आईएसएसएन: 2161-1149 (Printed)
Gelse K, Beyer , Welsch G and Blanke M
Bone marrow-stimulating techniques are frequently applied to induce cartilage repair. Apart from insufficient chondrogenesis of the ingrowing bone marrow stem cells (BMSCs), these techniques are hampered by excessive ossification with formation of intralesional osteophytes, in which the ingrowing BMSCs tend to undergo the inherent programme of endochondral ossification. Within this programme, the chondrocyte phenotype only represents a transient state that is followed by terminal chondrocyte differentiation and replacement of the cartilaginous tissue by osseous tissue. The transcription factor Runx2 is considered the driving force for endochondral ossification, which integrates signals from growth factors that are released from the bone marrow, including bone morphogenetic proteins(BMPs), fibroblast growth factor-2 and members of the Wnt-family among others.

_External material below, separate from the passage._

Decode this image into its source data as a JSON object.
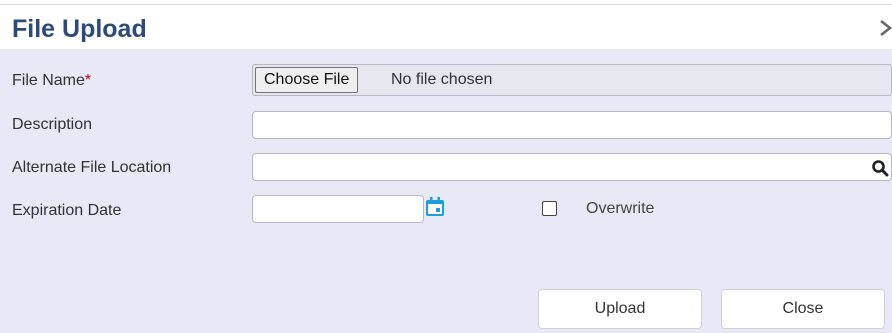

Anti-hypertrophic factors such as PTHrP or anti-angiogenic proteins including Chondromodulin-I or Thrombospondin-1 can inhibit the endochondral ossification. In addition, antagonists of BMP- and Wnt-signalling can stabilize the non-hypertrophic chondrocyte phenotype. The generation of stable cartilage tissue, however, does not only depend on extracellular factors but also on the fate of the originating cell population. Regardless of the spectrum of specific stimuli, BMSCs are prone to finally become osteocytes rather than chondrocytes. Since there is increasing evidence for epigenetic regulation including DNA methylation and histone modification for cartilage-relevant genes,future studies will have to explore the role of genomic imprinting of adult BMSCs. However, as long as tools that stabilize a chondrocyte-specific phenotype of adult BMSCs are not available in clinical routine, the transplantation of differentiated chondrocytes may remain the method of choice for cartilage repair.